As the liturgical year draws to a close, the readings invite us to ponder this mystery of the bonds of love that persist, even after death, in unimagined and unimaginable way. Some Sadducees “who say there is no resurrection” put a loaded question or case study to Jesus in an attempt to expose as nonsensical the Pharisaic belief in resurrection. In the process, they try to discredit Jesus as a teacher of the Law. As usual, Jesus refuses to be entrapped. The diversity of Jewish opinion and belief reflected in this passage may come as a surprise to those who think of Judaism at the time of Jesus as a religion with a unified theological system. There was certainly agreement among the parties or sects on four key aspects of Jewish faith, namely, monotheism (belief in one God); election (Israel as God’s chosen people); Torah (the call to be faithful to the Law of Moses as found in the first five books of the Bible); and Temple (the Jerusalem Temple as the meeting place between God and God’s people). At the same time, there was room for considerable diversity. Life after death and the resurrection of the dead were among the many contested beliefs.
Recently, as I sat with a dying Mercy friend who maintained a twinkle in her eye despite her declining health, I pondered the mysteries of life and death. She knew in her heart that her loved ones who have died are “alive to God”, as the Lukan Jesus puts it. I also knew in my heart that the life she had generated and the love she had known and brought to others over the best part of a century somehow continues and is transformed beyond our imagination through the grace of the God of the living. For the moment, that is sufficient response to the reading for this Sunday. Jesus of Nazareth refuses entrapment and invites belief in a God for whom all the dead are alive. We live by faith in God and in hope of resurrection, of the transformation of every being.
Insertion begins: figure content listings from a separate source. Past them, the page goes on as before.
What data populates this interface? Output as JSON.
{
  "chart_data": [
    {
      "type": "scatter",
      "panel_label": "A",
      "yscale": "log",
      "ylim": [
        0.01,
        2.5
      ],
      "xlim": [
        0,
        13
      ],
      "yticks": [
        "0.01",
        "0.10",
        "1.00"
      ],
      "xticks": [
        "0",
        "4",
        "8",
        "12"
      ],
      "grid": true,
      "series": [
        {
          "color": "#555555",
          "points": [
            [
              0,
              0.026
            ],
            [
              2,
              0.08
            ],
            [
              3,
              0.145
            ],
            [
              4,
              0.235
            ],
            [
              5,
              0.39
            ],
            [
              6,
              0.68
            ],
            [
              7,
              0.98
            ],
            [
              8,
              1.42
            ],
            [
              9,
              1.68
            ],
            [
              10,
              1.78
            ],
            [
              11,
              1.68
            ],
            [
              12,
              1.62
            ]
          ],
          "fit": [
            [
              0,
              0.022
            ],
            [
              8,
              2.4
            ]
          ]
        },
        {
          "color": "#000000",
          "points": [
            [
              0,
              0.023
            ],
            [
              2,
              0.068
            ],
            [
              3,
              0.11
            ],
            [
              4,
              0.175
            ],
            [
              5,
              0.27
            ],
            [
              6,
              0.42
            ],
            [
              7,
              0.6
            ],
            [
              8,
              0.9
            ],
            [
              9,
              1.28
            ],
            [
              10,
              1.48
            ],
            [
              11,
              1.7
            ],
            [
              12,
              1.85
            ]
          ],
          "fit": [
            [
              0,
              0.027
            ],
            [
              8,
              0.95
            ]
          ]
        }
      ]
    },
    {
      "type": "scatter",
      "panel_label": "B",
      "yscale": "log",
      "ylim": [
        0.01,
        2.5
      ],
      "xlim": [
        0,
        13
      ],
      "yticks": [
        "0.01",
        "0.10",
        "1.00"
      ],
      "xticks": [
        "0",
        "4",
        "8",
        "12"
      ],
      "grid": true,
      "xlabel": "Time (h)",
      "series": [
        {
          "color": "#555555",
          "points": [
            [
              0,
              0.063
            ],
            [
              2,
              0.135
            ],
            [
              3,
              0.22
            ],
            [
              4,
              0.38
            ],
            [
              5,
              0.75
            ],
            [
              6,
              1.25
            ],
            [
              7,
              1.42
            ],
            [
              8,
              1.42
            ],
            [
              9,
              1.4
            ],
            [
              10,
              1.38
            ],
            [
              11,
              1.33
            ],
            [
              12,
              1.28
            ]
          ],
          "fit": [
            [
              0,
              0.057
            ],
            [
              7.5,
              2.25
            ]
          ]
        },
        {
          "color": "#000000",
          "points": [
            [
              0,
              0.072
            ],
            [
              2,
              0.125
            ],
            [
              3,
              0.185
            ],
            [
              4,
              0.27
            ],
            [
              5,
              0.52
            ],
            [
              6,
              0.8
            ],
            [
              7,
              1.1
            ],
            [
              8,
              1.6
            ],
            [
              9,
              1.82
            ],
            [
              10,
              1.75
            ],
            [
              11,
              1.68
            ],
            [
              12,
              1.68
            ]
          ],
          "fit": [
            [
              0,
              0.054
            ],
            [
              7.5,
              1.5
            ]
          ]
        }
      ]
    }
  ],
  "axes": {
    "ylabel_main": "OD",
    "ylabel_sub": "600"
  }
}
Luke 20:27-38 Some Sadducees, those who say there is no resurrection, came to him and asked him a question, “Teacher, Moses wrote for us that if a man’s brother dies, leaving a wife but no children, the man shall marry the widow and raise up children for his brother. Now there were seven brothers; the first married, and died childless; then the second and the third married her, and so in the same way all seven died childless. Finally the woman also died. In the resurrection, therefore, whose wife will the woman be? For the seven had married her.” Jesus said to them, “Those who belong to this age marry and are given in marriage; but those who are considered worthy of a place in that age and in the resurrection from the dead neither marry nor are given in marriage. Indeed they cannot die anymore, because they are like angels and are children of God, being children of the resurrection. And the fact that the dead are raised Moses himself showed, in the story about the bush, where he speaks of God as the God of Abraham, the God of Isaac, and the God of Jacob. Now he is God not of the dead, but of the living; for to God all of them are alive.”